14. Vingt quatre degrés. Marcelle et Kiki débarquent à Saint Pierre par le train du jour, et Yvonne va au devant d’elles pour ramener sa fille sur sa bicyclette. Je mouille ma chemise en bêchant dans le jardin du Pied Prot. Je fais semer des haricots envoyés par Cécile dans le Clou.

15. Madame de Sansal, Simone et Hubert passent la journée avec nous. Le jeune homme est bien plus grand qu’Alyette sa contemporaine, il ne tient pas cela de son grand père Sansal. Anne Chenet accompagnée de sa cousine Tardy, s’installe au Pied Prot pour quelques jours, elle attend son fils pour emporter son mobilier dans la maison de Moiry. Paul Château vient me payer son terme, je reviendrai là-dessus après explication avec Cécile.

16. Dimanche. Tous les agriculteurs doivent venir déclarer à la mairie la composition de leur cheptel et la grandeur de leurs emblavures. On n’a pas fini de les embêter. Renaud du Lieu Maslin me paye et m’apporte un peu de farine bien blanche.

17. Madame Thierry me coupe les cheveux ainsi qu’à Monique. Monsieur Ventrin, gendre Minard, vient avec huit fusils chasser les sangliers, ils n’attaquent pas. Je vends à Taillardat six cadets et un moderne. Je lui dis qu’il me paiera en venant me scier deux garndes cordes de bois à la longueur de mon fourneau de cuisine.

18. Suzanne Le Sueur déjeune avec nous. Et Antoine Chérut arrive pour emmener son mobilier à Moiry. Un taxi lui prend 300 F pour l’amener de Nevers et autant au retour.
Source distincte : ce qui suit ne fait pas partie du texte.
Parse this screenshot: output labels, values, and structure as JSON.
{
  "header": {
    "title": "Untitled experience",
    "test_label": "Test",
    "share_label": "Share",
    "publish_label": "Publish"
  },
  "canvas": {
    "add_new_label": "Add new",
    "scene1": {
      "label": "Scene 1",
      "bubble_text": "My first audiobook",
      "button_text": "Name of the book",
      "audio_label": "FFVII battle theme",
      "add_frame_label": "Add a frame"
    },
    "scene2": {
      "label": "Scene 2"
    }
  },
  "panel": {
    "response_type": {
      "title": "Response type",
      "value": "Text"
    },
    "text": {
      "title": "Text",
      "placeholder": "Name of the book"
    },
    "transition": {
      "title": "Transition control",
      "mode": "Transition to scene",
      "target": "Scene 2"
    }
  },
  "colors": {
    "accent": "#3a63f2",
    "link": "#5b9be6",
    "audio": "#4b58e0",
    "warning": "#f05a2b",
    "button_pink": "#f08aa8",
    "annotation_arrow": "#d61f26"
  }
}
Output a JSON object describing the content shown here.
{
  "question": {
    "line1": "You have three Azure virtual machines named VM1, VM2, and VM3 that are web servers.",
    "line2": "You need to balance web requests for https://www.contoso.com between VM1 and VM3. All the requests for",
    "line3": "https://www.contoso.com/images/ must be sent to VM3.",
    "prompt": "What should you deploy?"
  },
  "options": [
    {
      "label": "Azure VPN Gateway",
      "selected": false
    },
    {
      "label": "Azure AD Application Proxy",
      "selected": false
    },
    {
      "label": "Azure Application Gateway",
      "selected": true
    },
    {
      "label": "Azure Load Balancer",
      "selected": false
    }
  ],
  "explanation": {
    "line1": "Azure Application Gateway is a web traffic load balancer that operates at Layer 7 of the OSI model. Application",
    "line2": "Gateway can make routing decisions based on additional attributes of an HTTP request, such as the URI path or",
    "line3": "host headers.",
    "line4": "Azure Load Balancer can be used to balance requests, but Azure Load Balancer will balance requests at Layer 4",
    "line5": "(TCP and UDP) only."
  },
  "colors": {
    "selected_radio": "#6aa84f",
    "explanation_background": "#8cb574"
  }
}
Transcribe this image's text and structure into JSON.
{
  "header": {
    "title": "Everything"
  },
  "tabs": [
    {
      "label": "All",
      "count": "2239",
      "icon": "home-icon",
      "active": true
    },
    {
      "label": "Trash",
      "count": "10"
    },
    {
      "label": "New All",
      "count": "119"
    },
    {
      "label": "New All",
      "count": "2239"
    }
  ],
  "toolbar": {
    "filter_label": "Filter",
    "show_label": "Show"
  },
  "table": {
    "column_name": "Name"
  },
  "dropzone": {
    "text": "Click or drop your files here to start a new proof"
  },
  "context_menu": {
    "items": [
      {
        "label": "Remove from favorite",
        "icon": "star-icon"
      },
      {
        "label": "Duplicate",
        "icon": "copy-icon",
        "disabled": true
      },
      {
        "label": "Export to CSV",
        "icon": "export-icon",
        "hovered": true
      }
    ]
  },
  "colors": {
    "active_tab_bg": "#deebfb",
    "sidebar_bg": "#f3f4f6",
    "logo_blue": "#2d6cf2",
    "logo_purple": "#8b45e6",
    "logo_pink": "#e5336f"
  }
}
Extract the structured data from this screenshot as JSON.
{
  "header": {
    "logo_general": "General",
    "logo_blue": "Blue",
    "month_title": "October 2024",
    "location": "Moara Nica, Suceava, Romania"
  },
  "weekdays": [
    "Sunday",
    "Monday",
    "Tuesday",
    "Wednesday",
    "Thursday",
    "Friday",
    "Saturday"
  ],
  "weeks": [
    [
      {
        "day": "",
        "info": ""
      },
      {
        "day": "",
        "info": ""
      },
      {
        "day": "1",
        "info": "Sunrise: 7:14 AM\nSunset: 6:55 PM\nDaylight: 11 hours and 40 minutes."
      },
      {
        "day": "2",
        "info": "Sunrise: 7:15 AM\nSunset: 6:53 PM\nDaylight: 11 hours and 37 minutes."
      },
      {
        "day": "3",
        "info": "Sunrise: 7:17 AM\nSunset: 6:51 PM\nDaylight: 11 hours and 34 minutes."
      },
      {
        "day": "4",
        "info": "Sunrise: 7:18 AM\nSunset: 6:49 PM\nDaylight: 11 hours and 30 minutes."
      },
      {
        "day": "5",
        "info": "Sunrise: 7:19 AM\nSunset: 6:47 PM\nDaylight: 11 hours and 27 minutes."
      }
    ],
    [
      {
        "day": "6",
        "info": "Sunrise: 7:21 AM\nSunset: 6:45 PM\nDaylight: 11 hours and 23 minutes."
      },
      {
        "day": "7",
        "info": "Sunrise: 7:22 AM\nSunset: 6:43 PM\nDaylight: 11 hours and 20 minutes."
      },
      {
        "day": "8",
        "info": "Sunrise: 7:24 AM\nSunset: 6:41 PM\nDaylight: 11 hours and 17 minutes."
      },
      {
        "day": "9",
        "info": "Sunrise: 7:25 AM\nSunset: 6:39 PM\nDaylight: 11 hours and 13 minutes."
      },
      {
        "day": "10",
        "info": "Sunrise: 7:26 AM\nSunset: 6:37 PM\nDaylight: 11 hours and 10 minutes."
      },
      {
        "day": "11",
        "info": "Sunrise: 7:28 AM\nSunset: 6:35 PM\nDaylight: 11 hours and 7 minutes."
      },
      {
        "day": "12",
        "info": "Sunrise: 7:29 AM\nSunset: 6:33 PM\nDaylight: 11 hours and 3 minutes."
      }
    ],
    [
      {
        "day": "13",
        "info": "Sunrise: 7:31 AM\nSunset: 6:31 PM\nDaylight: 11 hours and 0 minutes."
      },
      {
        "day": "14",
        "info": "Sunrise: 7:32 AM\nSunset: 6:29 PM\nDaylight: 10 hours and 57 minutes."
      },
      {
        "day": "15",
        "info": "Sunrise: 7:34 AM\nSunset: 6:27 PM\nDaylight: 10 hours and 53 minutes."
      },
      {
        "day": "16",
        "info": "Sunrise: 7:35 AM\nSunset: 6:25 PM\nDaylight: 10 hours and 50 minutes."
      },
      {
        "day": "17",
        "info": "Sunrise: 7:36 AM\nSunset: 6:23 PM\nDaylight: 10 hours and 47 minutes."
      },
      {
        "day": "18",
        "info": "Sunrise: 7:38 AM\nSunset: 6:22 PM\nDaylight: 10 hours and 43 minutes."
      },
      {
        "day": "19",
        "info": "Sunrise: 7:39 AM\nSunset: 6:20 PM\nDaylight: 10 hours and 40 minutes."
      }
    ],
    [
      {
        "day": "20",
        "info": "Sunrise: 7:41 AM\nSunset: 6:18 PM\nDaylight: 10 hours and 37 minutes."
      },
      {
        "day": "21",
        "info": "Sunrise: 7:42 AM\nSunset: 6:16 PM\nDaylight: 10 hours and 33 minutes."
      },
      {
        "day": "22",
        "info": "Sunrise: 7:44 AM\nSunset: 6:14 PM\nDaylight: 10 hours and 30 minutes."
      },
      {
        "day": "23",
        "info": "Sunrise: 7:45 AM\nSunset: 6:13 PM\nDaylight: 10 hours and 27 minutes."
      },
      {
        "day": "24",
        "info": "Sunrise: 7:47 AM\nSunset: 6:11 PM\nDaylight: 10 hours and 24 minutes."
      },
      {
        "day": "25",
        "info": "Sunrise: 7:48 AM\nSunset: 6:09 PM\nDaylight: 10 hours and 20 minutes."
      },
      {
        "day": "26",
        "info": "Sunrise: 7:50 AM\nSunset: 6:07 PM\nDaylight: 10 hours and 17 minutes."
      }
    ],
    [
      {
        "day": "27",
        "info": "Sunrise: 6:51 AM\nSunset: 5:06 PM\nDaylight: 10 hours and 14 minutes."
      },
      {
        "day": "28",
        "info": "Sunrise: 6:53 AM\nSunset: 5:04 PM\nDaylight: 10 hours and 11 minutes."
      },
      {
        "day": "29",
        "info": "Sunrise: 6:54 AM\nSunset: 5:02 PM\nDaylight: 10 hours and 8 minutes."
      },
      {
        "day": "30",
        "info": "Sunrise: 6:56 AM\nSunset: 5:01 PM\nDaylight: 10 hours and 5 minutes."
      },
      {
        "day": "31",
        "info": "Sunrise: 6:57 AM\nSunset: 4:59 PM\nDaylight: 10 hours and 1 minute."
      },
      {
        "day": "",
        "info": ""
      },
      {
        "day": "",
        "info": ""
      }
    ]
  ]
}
19. Marcelle et Yvonne vont finir de monter tous les meubles de la maison de Nevers au second dans les deux chambres que nous nous sommes réservés pour cela. Elles déjeunent chez les Sansal. Arthur est plus paradoxal que jamais. Les Chérut emportent tout leur mobilier dans leur maison de Moiry. J’achète un modeste cadeau pour Gérard de Martimprey qui se marie le 22 en Normandie. La nuit dernière on a vidé le canal pour empêcher deux péniches chargées de farine de partir pour l’Allemagne. Les gens de plusieurs villages dont St Parize sont furieux parce que depuis deux jours, ils n’ont pas de pain. Il paraît que notre boulanger Lafond a reçu de la farine hier soir.

20. Je comptais sur la P.E.N., société d’Antoine Clayeux pour me donner du pétrole, ils m’écrivent qu’il n’y faut pas compter, qu’il est introuvable. Cette perspective est gaie, en pensant à l’hiver. Richard vient voir Negro qui a un effort de tendon. Le jeune Valence qui a un emploi dans la confiture à Clermont en envoie une douzaine de boites à Yvonne pour 217 F, elle est bonne.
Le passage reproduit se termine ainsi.